Entendemos por “comportamiento organizacional negativo” a los comportamientos motivados por uno o más trabajadores, que tienen consecuencias negativas para otros trabajadores o, incluso, para la organización en sí, aquellos comportamientos desfavorables, perjudiciales, desagradables y disfuncionales. En cambio, el “comportamiento organizacional positivo” se estudia para hacer aplicación de las capacidades psicológicas del recurso humano de la organización, orientadas positivamente, que pueden ser efectivamente manejadas para mejorar el desempeño laboral de los empleados, son aquellos comportamientos favorables, benéficos y agradables.

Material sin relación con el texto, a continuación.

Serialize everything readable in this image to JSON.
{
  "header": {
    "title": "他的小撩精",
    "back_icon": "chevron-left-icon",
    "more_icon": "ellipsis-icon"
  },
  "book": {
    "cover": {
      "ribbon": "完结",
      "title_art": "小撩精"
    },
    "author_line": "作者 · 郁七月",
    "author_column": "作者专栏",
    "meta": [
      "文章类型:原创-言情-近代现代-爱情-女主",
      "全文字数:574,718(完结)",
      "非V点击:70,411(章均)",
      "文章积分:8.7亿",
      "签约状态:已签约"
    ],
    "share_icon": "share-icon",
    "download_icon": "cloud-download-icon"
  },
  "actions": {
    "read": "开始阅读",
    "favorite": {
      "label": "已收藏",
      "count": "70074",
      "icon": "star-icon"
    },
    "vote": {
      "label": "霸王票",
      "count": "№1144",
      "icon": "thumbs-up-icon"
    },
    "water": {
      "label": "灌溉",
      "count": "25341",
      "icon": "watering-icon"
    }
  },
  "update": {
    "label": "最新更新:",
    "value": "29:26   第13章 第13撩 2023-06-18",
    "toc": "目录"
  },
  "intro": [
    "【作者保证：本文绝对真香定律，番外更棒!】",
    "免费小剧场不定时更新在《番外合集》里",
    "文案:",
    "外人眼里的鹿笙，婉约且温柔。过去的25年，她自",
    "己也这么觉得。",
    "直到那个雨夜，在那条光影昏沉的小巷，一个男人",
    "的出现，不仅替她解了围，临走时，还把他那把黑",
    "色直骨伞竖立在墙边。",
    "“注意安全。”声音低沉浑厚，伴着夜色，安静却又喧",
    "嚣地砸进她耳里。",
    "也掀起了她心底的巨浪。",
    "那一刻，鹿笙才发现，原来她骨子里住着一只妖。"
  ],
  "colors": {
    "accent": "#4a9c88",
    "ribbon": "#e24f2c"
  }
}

El quid de la cuestión es que damos por hecho que diversos comportamientos negativos deben existir e incluso aceptamos que así sea, tomando con naturalidad problemas tales como el ausentismo, el estrés laboral, la evitación al trabajo, la presión en el trabajo, la resistencia al cambio, la sobrecarga laboral, el burnout, acoso en el trabajo y la rotación laboral (tomando a éstos como ejemplos de comportamientos negativos). Aquellos empleados en relación de dependencia que estén leyendo la nota, habrán identificado uno o más puntos en común con su establecimiento laboral, y, si bien seguramente son problemas que les afectan y con los que no se sienten a gusto, también pensarán que es una constante en la mayoría de las organizaciones. Y claro que tienen razón, porque son muy pocas las empresas que valoran a su capital humano, aquellas grandes multinacionales que tienen en claro el concepto de que “un empleado satisfecho es más productivo”. ¿Acaso no sería más efectivo que todas las organizaciones internalicen ésa afirmación? Porque no hay nada más acertado que eso: un empleado cómodo con su tarea, con un sueldo acorde, jornada laboral reducida, y que se siente bien atendido y valorado, con detalles tan simples como tener a disposición un dispenser de agua, es un trabajador que realizará su actividad laboral con esmero y dedicación, lo que deviene en mayor productividad para la empresa. Después de todo, no esperamos que nos den sushi para el almuerzo, sino que apuntamos a cosas más que justas y básicas, pero que pocas veces se cumplen. En efecto, también hay factores personales que influyen en nuestro desempeño en el trabajo, pero aún así, nuestro entorno laboral sigue teniendo una gran responsabilidad en los comportamientos negativos: no es lo mismo estar de malhumor y llegar a una oficina limpia, ordenada, con olor a café y buena iluminación, que llegar a una desprolija, con olor a humedad, oscura y sucia.

Como futuros profesionales, que tal vez monten su propia empresa o estén a cargo de un grupo de trabajo dentro de una organización ajena, debemos promover los comportamientos organizacionales positivos como el bienestar en el trabajo, el compromiso organizacional, la flexibilidad psicológica, la inteligencia emocional, la motivación y el optimismo, para favorecer la creatividad, la innovación, el potencial y el desarrollo de todos los trabajadores y colegas de la organización para la que trabajemos. No olvidemos resolver cómo prevenir, erradicar y eliminar los comportamientos organizacionales negativos, haciendo foco en la prevención, que es una tarea más sencilla y efectiva; además no queremos que nuestro recurso humano pase por situaciones desagradables, con sus consiguientes consecuencias: “mejor prevenir que curar”.